第19話 ※番外編3 第一人者、ポケモンGOを語る

 2016年8月16日現在、ポケモンgoブームも落ち着いてきたと言われるが、先日埼玉県大宮の氷川神社と大宮公園を訪れた所、多くのプレイヤーが『ニャース』や『ルージュラ』等のポケモンの名前を交わしながら境内や公園内を闊歩していた様子を目撃したため、今一実感が湧かないものである。

 今後このブームがどれほど続くかわからないが、普通なら神社の参拝客や公園の利用者、博物館の来館者が占める空間に多くの人を招き、ポケモンゲットに熱中させるその求心力は、例え一過性であったとしても本物であることは疑えまい。


 さて、こういった新しいものは、マスメディアの標的になるのが常である。ポケモン直撃世代の身からすれば、ポケモンというコンテンツは常にマスメディアの標的になっていたという印象があるため「ああ、今回も大変だな」という予感はこのアプリの存在を知った時からつきまとっていた。……結果は皆様の知る通りである。


 ただ、このような巨大コンテンツが的外れな難癖をつけられている状況に、義憤で怒れる程私の中に情熱は残っていない。かの有名な上毛新聞様が「ポケモンGO」に対する問題提起を行ったりしなければ、この問題に触れることはなかったであろう。

 可能ならば、上毛新聞ニュース『日航機事故「慰霊の園」がポケストップに 上野村が困惑』をネットで検索して見ていただければと思うが、その内容はほとんど見出し通りで「日航機墜落事故の慰霊塔がゲームの拠点になっており、これは如何だろうかと思われる。ちなみに群馬県内ではポケモンGOによる事故やトラブルが起きている」という当たり障りのない内容である。


 記事の内容は至極真っ当で、そりゃそうじゃとしか言いようのない内容である。外国の企業が分かりづらい問題であるためこういった指摘をし、是正を促すのは当然のことであるが、ここで引っかかるのは上毛新聞社様の態度である。

 日航機墜落事故に関して功績を遺した彼らは、未だにこの事故の第一人者を気取っているのである。地理的な要因に助けられ偶然得たはずの戦果をいつまでも固持したいというのは人間の心理としてまあ自然なのであろうが、仮にも群馬一番の新聞にしては余裕に欠けているだろう。


 そして何より言わなければならないのは、自分の会社は今まさに私の実家が燃えつきる様を、遅滞した消火活動が行われる中撮影して回り、記事を作成し飯の種にしたというのに、日本の事情を良く知らぬナイアンテックの『過ち』に文句をつけるのはいかがなものだろうか、ということである。

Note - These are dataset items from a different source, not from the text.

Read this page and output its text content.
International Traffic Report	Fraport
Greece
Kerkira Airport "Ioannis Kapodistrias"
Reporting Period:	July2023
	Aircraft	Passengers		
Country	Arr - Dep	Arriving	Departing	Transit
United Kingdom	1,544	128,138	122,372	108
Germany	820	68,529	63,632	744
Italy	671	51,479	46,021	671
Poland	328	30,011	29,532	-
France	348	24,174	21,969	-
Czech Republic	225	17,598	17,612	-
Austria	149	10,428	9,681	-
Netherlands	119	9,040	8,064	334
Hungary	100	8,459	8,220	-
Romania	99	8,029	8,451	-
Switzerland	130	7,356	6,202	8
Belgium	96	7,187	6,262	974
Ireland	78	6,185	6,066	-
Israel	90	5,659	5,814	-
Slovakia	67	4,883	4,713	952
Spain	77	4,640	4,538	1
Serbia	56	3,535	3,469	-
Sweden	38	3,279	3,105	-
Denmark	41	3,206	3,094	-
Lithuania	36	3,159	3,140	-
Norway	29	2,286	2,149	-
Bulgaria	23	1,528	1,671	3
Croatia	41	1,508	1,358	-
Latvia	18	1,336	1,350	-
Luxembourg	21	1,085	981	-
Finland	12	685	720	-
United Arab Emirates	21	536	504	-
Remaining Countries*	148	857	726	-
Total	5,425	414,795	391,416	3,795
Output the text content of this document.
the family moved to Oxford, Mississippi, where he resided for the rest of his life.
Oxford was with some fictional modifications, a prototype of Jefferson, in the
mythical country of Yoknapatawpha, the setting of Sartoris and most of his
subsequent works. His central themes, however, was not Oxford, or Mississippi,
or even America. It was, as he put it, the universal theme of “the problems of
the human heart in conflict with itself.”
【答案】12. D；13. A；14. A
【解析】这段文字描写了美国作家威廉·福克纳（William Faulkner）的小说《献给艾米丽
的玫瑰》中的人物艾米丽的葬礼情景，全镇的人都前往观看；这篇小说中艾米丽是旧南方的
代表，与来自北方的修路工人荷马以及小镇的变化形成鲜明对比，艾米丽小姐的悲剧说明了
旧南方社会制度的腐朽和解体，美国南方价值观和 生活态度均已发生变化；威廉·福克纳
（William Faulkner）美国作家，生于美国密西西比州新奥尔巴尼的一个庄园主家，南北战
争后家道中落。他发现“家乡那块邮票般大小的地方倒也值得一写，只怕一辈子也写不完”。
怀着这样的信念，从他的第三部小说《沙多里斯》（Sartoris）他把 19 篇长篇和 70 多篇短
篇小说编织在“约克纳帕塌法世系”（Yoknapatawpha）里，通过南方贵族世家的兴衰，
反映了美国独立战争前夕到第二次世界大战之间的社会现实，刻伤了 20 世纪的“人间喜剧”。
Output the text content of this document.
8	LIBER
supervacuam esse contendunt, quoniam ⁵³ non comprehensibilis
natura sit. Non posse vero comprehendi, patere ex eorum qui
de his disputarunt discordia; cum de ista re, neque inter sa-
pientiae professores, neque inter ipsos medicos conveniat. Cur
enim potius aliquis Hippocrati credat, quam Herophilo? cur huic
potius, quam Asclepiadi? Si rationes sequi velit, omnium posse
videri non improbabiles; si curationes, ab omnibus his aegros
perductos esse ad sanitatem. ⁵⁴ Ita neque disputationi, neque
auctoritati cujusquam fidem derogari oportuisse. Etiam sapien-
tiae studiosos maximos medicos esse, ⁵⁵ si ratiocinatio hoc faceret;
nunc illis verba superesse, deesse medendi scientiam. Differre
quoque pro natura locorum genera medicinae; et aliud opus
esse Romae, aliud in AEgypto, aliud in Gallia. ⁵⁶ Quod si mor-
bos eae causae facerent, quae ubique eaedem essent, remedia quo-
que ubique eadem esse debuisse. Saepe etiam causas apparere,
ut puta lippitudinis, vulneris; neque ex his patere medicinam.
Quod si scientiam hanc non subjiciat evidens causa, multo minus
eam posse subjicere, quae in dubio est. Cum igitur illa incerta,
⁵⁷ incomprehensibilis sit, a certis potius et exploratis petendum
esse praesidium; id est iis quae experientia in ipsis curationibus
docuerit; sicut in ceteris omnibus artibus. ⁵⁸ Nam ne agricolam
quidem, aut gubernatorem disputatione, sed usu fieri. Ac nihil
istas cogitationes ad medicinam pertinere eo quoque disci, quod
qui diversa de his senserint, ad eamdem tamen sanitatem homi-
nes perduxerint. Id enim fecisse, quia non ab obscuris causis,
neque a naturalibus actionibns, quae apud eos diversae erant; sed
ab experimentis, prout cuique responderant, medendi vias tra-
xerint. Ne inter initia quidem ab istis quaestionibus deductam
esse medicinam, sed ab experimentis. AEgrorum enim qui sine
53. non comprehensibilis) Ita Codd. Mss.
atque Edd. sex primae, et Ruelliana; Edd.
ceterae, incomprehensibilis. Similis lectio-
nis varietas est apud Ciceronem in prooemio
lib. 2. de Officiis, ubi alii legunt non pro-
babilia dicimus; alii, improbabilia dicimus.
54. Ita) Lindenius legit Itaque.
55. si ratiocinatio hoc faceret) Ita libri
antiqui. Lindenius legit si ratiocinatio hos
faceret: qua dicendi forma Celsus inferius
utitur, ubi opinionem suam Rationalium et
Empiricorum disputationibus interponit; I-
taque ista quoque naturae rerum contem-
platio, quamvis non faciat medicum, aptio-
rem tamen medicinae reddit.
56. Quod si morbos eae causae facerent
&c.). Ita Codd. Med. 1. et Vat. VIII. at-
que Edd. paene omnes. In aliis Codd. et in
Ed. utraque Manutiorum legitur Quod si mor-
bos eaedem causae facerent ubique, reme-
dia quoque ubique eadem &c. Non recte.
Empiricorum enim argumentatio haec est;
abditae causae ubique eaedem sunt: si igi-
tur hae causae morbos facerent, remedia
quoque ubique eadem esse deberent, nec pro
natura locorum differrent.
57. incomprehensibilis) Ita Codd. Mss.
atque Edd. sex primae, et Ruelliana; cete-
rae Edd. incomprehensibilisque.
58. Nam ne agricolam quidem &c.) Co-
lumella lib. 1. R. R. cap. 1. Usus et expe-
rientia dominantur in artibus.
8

 しかも、上毛新聞社はナイアンテックと違って『過ち』に修正の要望をおくっても完全無視である、そんな彼らが如何にもこういう難しい問題に寄り添っているように振る舞うのはえらく奇妙な話ではないだろうか。


 以上が、群馬を主戦場にしながらろくに火事の記事も書けない上毛新聞社に、知らぬ間に焼失した我が家を記事にされてしまった私の困惑である。上毛新聞社に誤った記事にされるくらいなら、ナイアンテックに我が家の空き地にほのおポケモンが出るように設定してもらいたいくらいだ。